Season two of “Manhattan,” the Emmy-winning WGN America series, premieres Tuesday night, and executive producer Thomas Schlamme want fans to prepare for a plethora of strong stories.
“It is a much more powerful ensemble season,” Schlamme told TheWrap. “Every character has a rather powerful story that is not an episode but an arc that will take us to the end of the season.”
Series creator Sam Shaw also gave TheWrap a preview of what issues the series will tackle in its sophomore season. “There are stories that deal with secret prisons, extraordinary rendition and faked military intelligence. It’s not accidental that these are stories that resonate today,” he said.

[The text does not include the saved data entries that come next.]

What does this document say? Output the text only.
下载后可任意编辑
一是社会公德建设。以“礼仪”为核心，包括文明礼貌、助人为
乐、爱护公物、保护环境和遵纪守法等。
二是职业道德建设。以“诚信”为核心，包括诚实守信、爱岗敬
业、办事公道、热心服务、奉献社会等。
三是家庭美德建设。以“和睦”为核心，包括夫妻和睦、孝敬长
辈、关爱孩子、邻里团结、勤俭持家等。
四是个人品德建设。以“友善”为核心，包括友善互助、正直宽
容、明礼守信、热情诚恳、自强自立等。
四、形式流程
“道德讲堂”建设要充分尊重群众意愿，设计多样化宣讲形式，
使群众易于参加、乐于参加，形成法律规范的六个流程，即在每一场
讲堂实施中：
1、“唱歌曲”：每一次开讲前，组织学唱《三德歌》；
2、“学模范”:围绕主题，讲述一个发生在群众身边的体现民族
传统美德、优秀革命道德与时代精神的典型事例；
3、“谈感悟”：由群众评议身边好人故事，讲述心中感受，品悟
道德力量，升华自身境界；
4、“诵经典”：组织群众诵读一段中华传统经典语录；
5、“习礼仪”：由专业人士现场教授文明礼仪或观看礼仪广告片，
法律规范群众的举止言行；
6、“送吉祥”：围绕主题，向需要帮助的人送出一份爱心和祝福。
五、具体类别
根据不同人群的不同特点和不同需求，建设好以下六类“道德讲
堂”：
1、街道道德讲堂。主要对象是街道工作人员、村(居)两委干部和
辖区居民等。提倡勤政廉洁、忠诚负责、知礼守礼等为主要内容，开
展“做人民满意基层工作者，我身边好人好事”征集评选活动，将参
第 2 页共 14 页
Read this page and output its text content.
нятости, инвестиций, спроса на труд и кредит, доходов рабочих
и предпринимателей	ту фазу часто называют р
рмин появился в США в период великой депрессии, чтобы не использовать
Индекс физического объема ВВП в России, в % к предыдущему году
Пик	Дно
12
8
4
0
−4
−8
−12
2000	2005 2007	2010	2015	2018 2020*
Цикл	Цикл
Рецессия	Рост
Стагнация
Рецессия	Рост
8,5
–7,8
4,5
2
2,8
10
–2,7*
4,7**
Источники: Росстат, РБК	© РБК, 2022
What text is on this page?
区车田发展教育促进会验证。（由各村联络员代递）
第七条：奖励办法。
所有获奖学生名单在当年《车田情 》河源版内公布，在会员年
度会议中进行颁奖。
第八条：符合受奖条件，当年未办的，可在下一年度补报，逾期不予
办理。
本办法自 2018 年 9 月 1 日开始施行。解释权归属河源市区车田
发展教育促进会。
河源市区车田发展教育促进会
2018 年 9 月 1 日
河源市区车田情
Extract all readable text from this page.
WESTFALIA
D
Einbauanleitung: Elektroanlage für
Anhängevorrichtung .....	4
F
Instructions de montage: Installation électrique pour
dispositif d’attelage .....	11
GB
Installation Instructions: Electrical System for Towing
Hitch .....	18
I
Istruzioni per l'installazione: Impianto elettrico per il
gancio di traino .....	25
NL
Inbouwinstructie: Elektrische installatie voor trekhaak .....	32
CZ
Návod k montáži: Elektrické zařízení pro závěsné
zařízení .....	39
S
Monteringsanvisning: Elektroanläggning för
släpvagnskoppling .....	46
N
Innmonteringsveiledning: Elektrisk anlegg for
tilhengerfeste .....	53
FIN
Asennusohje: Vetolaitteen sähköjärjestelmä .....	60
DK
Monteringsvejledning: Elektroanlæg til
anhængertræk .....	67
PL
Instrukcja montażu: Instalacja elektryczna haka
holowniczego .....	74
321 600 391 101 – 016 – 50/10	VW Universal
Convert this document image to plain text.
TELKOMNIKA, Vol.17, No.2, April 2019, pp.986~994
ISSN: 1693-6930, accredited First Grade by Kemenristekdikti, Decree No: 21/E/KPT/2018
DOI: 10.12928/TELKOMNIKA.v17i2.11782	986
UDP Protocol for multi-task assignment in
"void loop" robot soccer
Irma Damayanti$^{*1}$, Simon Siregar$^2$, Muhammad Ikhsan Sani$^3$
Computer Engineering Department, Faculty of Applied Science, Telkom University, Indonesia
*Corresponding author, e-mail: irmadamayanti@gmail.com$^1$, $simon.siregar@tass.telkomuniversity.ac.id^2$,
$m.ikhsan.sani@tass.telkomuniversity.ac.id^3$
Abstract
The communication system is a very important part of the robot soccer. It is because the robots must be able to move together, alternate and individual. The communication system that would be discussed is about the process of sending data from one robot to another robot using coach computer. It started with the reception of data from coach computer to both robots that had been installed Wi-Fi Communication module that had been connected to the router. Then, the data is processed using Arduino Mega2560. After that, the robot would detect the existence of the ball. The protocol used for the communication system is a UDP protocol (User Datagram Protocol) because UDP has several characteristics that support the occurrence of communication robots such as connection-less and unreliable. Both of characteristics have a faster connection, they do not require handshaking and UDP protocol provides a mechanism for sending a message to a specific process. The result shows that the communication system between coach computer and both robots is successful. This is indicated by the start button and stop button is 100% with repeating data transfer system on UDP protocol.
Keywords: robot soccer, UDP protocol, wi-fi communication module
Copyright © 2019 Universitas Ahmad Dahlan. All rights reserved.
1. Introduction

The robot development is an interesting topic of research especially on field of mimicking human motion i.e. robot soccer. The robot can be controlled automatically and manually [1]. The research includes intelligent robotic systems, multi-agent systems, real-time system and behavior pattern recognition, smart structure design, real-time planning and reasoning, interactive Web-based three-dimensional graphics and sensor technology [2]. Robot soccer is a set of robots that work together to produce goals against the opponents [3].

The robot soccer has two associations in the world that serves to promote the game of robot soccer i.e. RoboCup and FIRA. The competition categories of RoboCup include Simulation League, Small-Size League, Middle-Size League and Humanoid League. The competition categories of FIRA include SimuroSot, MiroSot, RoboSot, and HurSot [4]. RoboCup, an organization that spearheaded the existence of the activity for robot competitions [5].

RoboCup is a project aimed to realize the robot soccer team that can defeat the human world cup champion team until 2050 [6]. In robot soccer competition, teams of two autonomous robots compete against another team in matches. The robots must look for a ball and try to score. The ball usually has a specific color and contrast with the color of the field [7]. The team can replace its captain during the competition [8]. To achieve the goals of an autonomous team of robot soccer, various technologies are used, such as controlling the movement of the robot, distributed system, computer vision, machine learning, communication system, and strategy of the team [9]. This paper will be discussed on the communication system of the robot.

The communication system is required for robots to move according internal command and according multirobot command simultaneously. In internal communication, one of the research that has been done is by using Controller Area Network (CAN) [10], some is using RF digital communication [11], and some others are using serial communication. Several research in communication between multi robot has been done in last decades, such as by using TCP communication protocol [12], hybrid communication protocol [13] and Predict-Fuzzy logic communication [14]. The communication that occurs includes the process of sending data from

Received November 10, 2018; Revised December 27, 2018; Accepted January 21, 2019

“Since its inception, this has been really a contemporary story,” Shaw continued. “It just happens to be set in 1944. It’s very much an origin story of the 21st century.”
Two men who are battling to be architects of that century are Charlie Issacs and Frank Winter, played by Ashley Zukerman and John Benjamin Hickey respectively. The brilliant duo’s conflicting personalities were a major part of Season 1, with the two eventually realizing they could only finish the atomic bomb together.
But when the project was in jeopardy, Winter sacrificed himself by confessing to crimes he did not commit in order to put Issacs in charge of the implosion group.
“Somewhere deep down was the hope that what [Frank] did care about was the success of the project and that maybe he believed that Charlie could take it across the finish line better than he could,” Schlamme said.
Shaw agreed and said that Winter’s sacrifice comes from his deep desire to end world conflict. “I think part of it at a really fundamental level is we tell a story over the course of a season about a guy who is incredibly driven by this one idea that he can deliver this bomb that will maybe end all war,” Shaw said. “And if he doesn’t deliver it first, the Germans will. So once you accept that idea almost any sacrifice becomes acceptable.”
But even Frank Winter has his limits.
“I think if Frank Winter lived in the world of Twitter, his head would probably explode,” Shaw said.
“Manhattan” season two premieres at 9 p.m. on WGN America.